The objectives, obstacles and methodological strategy of axis 2 remain similar to those defined for NAILA 1. The objective is the study of biophysical and social functioning. On the one hand, it is a question of understanding the choices of the stakeholders and the resulting spatio-temporal arrangements (e.g., hydro-agricultural developments, land use, crop successions, technical itineraries) and on the other hand of characterizing the consequences on the biophysical processes linked to (1) green water (e.g., irrigation, evapotranspiration), (2) blue water (e.g., runoff, sediment transport, infiltration, aquifer recharge) and (3) contaminated water (e.g., transfers and reactivities of pesticides and emerging pollutants).

 During NAÏLA1, cognitive and methodological advances made it possible to partially characterize the dynamics of agro systems, the dynamics of crop water consumption, the diffuse and concentrated contributions in erosive transport, while the study of agricultural contamination is an emerging theme in Tunisia. . The work has focused on individual processes and integrated functioning, on panels of large spatial and temporal scales, and the advances have made it possible to propose innovative tools for the analysis of trajectories (axis 3). During NAÏLA 2 we propose to deepen certain themes around these four guidelines, while developing new approaches and new tools.

“Surface hydrodynamic properties” sub-axis

Following on from NAÏLA 1, this sub-axis studies crop rotation logics in their spatio-temporal dimension, including neighborhood distributions and influences. The aim is to deepen the understanding of the logics observed during NAÏLA 1, and to formalize these logics with decision-making modeling tools.

We will deepen our understanding of combination logics for associated cultures, including the impact of sociotechnical knowledge, but also the constraints / opportunities that drive the implementation of these associations.

“Hydro-sedimentary flows” sub-axis

Crop water consumption is approached from several complementary angles dedicated to understanding water flows in the soil-plant-atmosphere continuum: interactions between the root system and the soil in connection with water availability, functioning of carrier associations. Grafting/variety in situations of deficit irrigation, functioning of associated crops in a context of bio-diversification, and quantification of water stress.
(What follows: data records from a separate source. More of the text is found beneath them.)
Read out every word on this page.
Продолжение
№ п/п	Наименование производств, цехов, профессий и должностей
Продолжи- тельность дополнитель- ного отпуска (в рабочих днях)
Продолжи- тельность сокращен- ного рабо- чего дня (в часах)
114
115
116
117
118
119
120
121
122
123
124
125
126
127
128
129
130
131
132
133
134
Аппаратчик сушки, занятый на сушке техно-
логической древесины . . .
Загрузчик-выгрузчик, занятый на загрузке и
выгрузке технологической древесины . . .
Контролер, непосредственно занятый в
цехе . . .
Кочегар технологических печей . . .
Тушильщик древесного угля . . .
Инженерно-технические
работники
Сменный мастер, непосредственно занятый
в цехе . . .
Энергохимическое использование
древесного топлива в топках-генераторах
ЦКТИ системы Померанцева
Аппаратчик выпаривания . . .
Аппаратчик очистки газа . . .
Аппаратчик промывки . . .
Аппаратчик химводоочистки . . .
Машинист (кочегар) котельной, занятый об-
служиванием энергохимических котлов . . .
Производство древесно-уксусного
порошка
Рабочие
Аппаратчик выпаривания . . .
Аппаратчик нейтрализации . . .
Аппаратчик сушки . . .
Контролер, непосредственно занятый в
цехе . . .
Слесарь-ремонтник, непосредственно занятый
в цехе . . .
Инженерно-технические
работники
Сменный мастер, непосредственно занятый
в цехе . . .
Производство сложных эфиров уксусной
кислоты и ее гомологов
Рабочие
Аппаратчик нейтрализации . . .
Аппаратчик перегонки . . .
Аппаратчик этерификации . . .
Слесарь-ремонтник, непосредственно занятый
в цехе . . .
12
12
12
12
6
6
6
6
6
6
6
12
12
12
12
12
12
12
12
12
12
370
The main objects of study are arboreal covers (e.g., olive trees), sometimes in associations, which present strong surface and subsurface heterogeneity and which result in significant lateral flows.

The joint use of measurements and models will be used to design drought indicators based on time series.

“Hydro-sedimentary flows” sub-axis

We study within this sub-axis several entities of the hydrological cycle and associated material flows, including (1) runoff for heterogeneous agricultural soils in hilly environments, (2) exchanges between surface and superficial aquifer in fractured porous environments, as well as that(3) the spatial redistribution and fate of organic matter under the influence of water erosion.

“Contamination of agrosystems” sub-theme

The problem of contamination of agricultural origin is studied according to three aspects: (1) identifying the types and doses of pesticides and emerging contaminants used, (2) characterizing the transport processes linked to adsorption / desorption mechanisms, and (3) consider biochar amendment-type mitigation solutions for pesticide immobilization

The interaction processes between contaminants and substrate (i.e., soil with/without biochar) will be characterized in batch thanks to adsorption / desorption tests, while studying the degradation of contaminants according to salinity and support. The interactions will be measured during percolation experiments on soil columns and in the field (plot) under controlled conditions, for different herbicide contents. The modeling of water and pollutant transport, based on Richard’s equation, will require calibration phases to determine the transport parameters, both in soil columns and in the field.